Semester I sudah berlalu, tetapi anehnya dana yang sudah ada pun ternyata masih diendapkan di bank. Sampai saat ini ada Rp 170 triliun dana provinsi dari pusat yang mengendap di bank. Belum ada satupun provinsi yang menyerap dana pusat di atas 50 persen. Termasuk Provinsi Sumatera Utara, penggunaannya baru 25 persen. Apa pemerintah provinsi sengaja menunggu agar dapat bunga uang dulu tanpa perlu kerja?.
Di satu sisi memang Pemprov tidak bisa terlalu disalahkan karena penggunaan anggaran itu sudah ada sistemnya, termasuk proses pelelangannya. Hal itulah biasanya penyebab keterlambatannya, di samping sumber daya manusia pengelola anggaran yang kurang cakap dan bijak. Mereka lebih banyak dibayangi ketakutan dituding korupsi. Apalagi dalam proses pelelangan proyek sering ada intervensi yang berakibat memperlambat penyerapan anggaran.
Dalam situasi pandemi saat ini, harusnya Gubernur dan aparat di bawahnya sudah siap dengan terobosan baru untuk mempercepat proses penyerapan anggaran. Bila perlu gandeng KPK, BPK, BPKP, Kejaksaan, Kepolisian dan wartawan untuk ikut mengawasi proses pelelangan hingga pelaksanaannya di lapangan bisa cepat.
Namun kelihatannya para petinggi provinsi tidak akan mampu membuat terobosan karena diduga mereka juga punya kepentingan pribadi dan kelompok dalam penggunaan anggaran itu. Sebelum mereka terpilih diduga sudah ada deal-deal terkait penggunaan anggaran itu, sehingga sulit bagi mereka untuk melakukan proses lelang secara transparan untuk memilih pelaksana yang profesional.
Akibatnya kepentingan masyarakat sering terabaikan dan upaya pemerintah dalam mendorong konsumsi rakyat terhambat karena penggunaan anggaran lambat. Dampaknya, setelah di akhir tahun sisa lebih penggunaan anggaran (SiLPA) membesar. Hampir setiap tahun hal ini terjadi. Dana sudah ada, tetapi dengan berbagai alasan tidak dapat digunakan untuk pembangunan. Akibatnya, dana dari pusat di tahun berikutnya semakin menurun.

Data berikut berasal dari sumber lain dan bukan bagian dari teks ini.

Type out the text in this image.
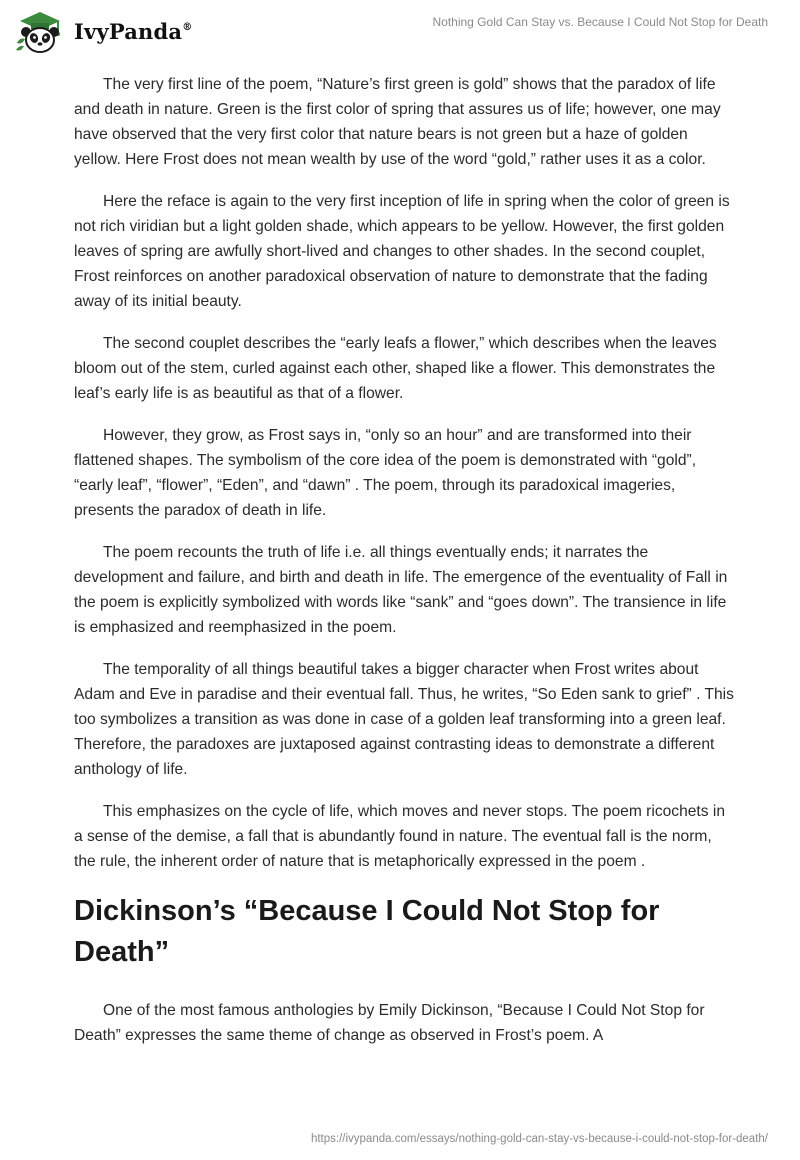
IvyPanda®	Nothing Gold Can Stay vs. Because I Could Not Stop for Death

The very first line of the poem, “Nature’s first green is gold” shows that the paradox of life and death in nature. Green is the first color of spring that assures us of life; however, one may have observed that the very first color that nature bears is not green but a haze of golden yellow. Here Frost does not mean wealth by use of the word “gold,” rather uses it as a color.

Here the reface is again to the very first inception of life in spring when the color of green is not rich viridian but a light golden shade, which appears to be yellow. However, the first golden leaves of spring are awfully short-lived and changes to other shades. In the second couplet, Frost reinforces on another paradoxical observation of nature to demonstrate that the fading away of its initial beauty.

The second couplet describes the “early leafs a flower,” which describes when the leaves bloom out of the stem, curled against each other, shaped like a flower. This demonstrates the leaf’s early life is as beautiful as that of a flower.

However, they grow, as Frost says in, “only so an hour” and are transformed into their flattened shapes. The symbolism of the core idea of the poem is demonstrated with “gold”, “early leaf”, “flower”, “Eden”, and “dawn” . The poem, through its paradoxical imageries, presents the paradox of death in life.

The poem recounts the truth of life i.e. all things eventually ends; it narrates the development and failure, and birth and death in life. The emergence of the eventuality of Fall in the poem is explicitly symbolized with words like “sank” and “goes down”. The transience in life is emphasized and reemphasized in the poem.

The temporality of all things beautiful takes a bigger character when Frost writes about Adam and Eve in paradise and their eventual fall. Thus, he writes, “So Eden sank to grief” . This too symbolizes a transition as was done in case of a golden leaf transforming into a green leaf. Therefore, the paradoxes are juxtaposed against contrasting ideas to demonstrate a different anthology of life.

This emphasizes on the cycle of life, which moves and never stops. The poem ricochets in a sense of the demise, a fall that is abundantly found in nature. The eventual fall is the norm, the rule, the inherent order of nature that is metaphorically expressed in the poem .

Dickinson’s “Because I Could Not Stop for Death”

One of the most famous anthologies by Emily Dickinson, “Because I Could Not Stop for Death” expresses the same theme of change as observed in Frost’s poem. A

https://ivypanda.com/essays/nothing-gold-can-stay-vs-because-i-could-not-stop-for-death/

Seperti kota Medan saat ini yang pembangunan jalan dan fasilitas umum sangat minim sehingga tampak seperti "kota tertinggal". Padahal anggaran ada, bahkan tahun lalu SiLPA kota Medan mencapai Rp 506,65 miliar lebih. Tidak terpakai diduga karena ketidakcakapan SDM pengelolanya, sungguh memprihatinkan.
Apa para petinggi pemerintahan di daerah ini tidak merasa berdosa membiarkan anggaran pembangunan yang ada tidak terpakai karena ketidakcakapan SDM nya? Sistem bisa diperbaiki, sumber daya manusia yang tidak cakap bisa diganti, tetapi kalau sudah kepentingan bicara maka rakyatlah yang akan jadi korban.